According to the source, FullCycle will target unlevered returns in the mid-20s to low 30s from investments scaling “market-ready” solutions.

“We’re an engine of value creation for our investors,” said Nicoleau. “We drive whether or not we’ll make an investment based on the readiness of the technology. We don’t take technology risk.”

FullCycle was founded in 2013. On its website, it lists a team of six professionals, including co-founders Ibrahim AlHusseini and Giffen Ott, alongside 11 members of its advisory board. AlHusseini is a venture capitalist and environmentalist who was an early investor in clean energy developer Bloom Energy, green financial services company Aspiration and renewables utility CleanChoice Energy. Ott is a veteran of the private equity and clean technology space who founded waste recycling company Synova Power and served as operating executive of Golden Gate Capital.

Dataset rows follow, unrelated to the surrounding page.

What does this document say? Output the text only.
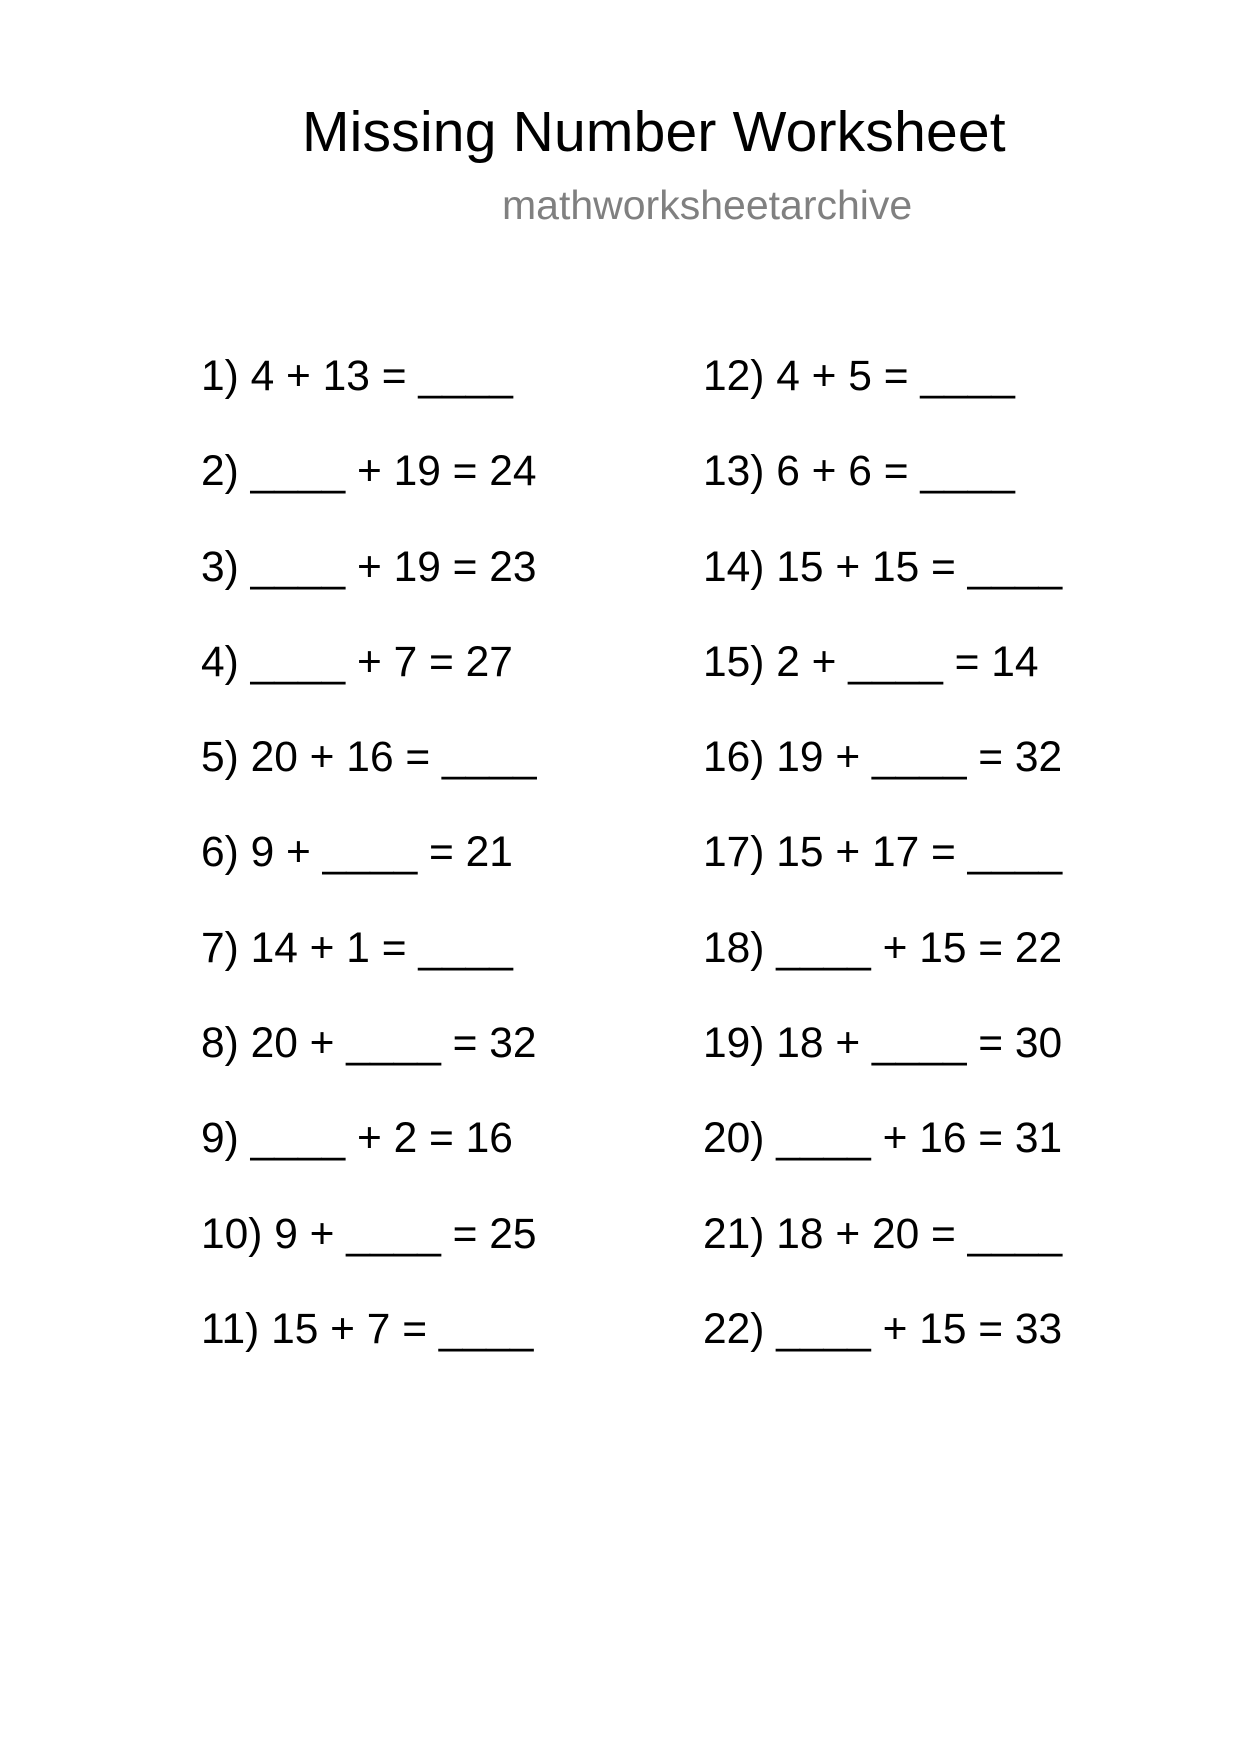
Missing Number Worksheet
mathworksheetarchive
1) 4 + 13 = ____
2) ____ + 19 = 24
3) ____ + 19 = 23
4) ____ + 7 = 27
5) 20 + 16 = ____
6) 9 + ____ = 21
7) 14 + 1 = ____
8) 20 + ____ = 32
9) ____ + 2 = 16
10) 9 + ____ = 25
11) 15 + 7 = ____
12) 4 + 5 = ____
13) 6 + 6 = ____
14) 15 + 15 = ____
15) 2 + ____ = 14
16) 19 + ____ = 32
17) 15 + 17 = ____
18) ____ + 15 = 22
19) 18 + ____ = 30
20) ____ + 16 = 31
21) 18 + 20 = ____
22) ____ + 15 = 33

Nicoleau built a career scaling financial solutions across capital markets before joining FullCycle. In the mid-2000s, he helped create a boutique strategy consultancy working on sell-side deals for investment banks; managed the development of Credit Suisse’s global markets division; and advised Barclays Capital on mergers and acquisitions. More recently, he founded LaGuardia Development Partners, a minority-owned infrastructure development firm helping to finance the rebuilding of New York’s LaGuardia Airport.

The size of FullCycle’s climate fund is smaller – and its focus narrower – than other climate-focused vehicles in today’s market, such as TPG’s Rise Climate Fund and Brookfield’s Global Transition Fund, which have raised $5.4 billion and $7 billion in commitments respectively.

“You’ve got to make it so that LPs of all stripes – sovereigns, pensions and everyone in between – can pile into this sector and have it be a major component of their portfolios,” Nicoleau said.